J’ai commencé à acheter les œuvres de cet artiste italien il y a plus de trente ans, alors qu’il n’était pas encore internationalement connu. À l’époque, son geste puissant et souverain consistant à lacérer une toile m’a beaucoup impressionné. Il m’évoquait des sentiments de liberté, de souffrance. En regardant ces toiles, je me suis demandé comment recréer ce geste sur un bijou.
L’une des collections les plus récentes, « Volta Celeste », ne puise pas dans l’art contemporain mais dans la somptuosité de la chapelle Sixtine.

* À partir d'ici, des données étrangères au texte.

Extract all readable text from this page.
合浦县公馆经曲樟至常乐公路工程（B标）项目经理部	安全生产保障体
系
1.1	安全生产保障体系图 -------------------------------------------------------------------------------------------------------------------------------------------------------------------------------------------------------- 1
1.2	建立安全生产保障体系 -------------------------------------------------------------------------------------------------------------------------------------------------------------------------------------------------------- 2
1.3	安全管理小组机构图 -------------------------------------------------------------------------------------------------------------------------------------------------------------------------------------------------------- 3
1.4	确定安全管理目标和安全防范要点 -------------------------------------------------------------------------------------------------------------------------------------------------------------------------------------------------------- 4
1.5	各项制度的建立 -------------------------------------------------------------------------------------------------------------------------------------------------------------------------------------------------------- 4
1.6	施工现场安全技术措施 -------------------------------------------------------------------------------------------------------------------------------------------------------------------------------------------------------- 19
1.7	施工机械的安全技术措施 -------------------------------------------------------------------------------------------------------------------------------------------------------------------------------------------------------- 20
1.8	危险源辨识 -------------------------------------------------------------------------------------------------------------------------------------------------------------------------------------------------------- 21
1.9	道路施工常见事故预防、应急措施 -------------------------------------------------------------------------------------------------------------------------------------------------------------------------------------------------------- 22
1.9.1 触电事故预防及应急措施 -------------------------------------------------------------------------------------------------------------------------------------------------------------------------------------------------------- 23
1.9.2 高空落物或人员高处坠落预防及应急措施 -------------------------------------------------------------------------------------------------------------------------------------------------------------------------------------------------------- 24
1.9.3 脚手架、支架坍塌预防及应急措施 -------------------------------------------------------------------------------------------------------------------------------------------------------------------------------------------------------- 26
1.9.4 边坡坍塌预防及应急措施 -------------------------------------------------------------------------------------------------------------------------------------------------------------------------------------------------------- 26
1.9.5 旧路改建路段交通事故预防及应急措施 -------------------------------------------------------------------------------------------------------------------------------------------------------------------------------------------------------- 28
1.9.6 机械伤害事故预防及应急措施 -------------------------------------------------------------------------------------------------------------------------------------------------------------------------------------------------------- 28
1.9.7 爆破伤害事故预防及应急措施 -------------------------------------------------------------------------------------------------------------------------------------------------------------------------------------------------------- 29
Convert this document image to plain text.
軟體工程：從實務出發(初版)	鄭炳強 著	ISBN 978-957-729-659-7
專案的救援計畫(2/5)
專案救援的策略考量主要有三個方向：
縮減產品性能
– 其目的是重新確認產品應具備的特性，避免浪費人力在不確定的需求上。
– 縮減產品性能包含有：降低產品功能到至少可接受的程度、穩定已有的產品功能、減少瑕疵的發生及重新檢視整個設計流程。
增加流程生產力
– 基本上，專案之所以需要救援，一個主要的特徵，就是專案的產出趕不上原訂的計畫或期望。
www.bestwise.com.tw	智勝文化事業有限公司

L’équipe de Vhernier et moi-même avons eu la chance de passer une heure et demie, seuls, dans la chapelle Sixtine. Je me suis allongé dans la position de Michel-Ange qui l’a peinte, au XVIe siècle… C’est tellement exceptionnel, on en a parlé pendant trois jours ! J’ai voulu réaliser l’évocation d’un ciel étoilé de couleurs. Évidemment, il ne s’agit pas d’une reproduction littérale de cette œuvre merveilleuse.
Vos ateliers ont mis au point une technique permettant d’obtenir des jeux incroyables de lumière sur la pierre. Vous avez retrouvé le bleu piscine de Hockney !
En tout cas, c’est le travail de David Hockney, un peintre de génie et un maître absolu de la couleur, qui m’en a donné l’idée. Ces couleurs changeantes, inimaginables dans la nature, sont obtenues grâce à la superposition de pierres. Par exemple, à partir d’un cristal de roche sur une pierre opaque comme la malachite, le lapis-lazuli ou encore la sugilite. L’aspect irisé ou moiré change selon le point de vue : de profil, l’œil ne perçoit plus que le cristal. Quant aux figures humoristiques comme celles de la chenille, des coquillages ou du toucan, elles sont davantage inspirées par des cartoons.
« Velvet » est l’une de mes pièces préférées… Le titane plisse et ondule comme s’il s’agissait d’un ruban de velours.
Pourquoi Alberto Burri s’est-il mis à utiliser un chalumeau pour que le plastique et le bois se délitent en conservant les traces du feu ? Basquiat récupérait des panneaux de bois dans la rue. Le détournement de matériaux est au centre de la démarche des artistes contemporains. De la même façon, nous menons des recherches pour dépasser les limites joaillières. Ce qui conduit à utiliser l’ébène, le jais (des plantes fossilisées) ou encore le titane pour « Blue Velvet ». Deux ans ont été nécessaires pour obtenir cette couleur et cet effet plissé qui, à l’instar de facettes, crée un miroitement. Cette pièce unique a été reproduite en titane orange avec un grenat mais il n’est pas question d’en faire davantage, malgré son succès. Vhernier a vocation à garder ce caractère exclusif qui contribue à son succès.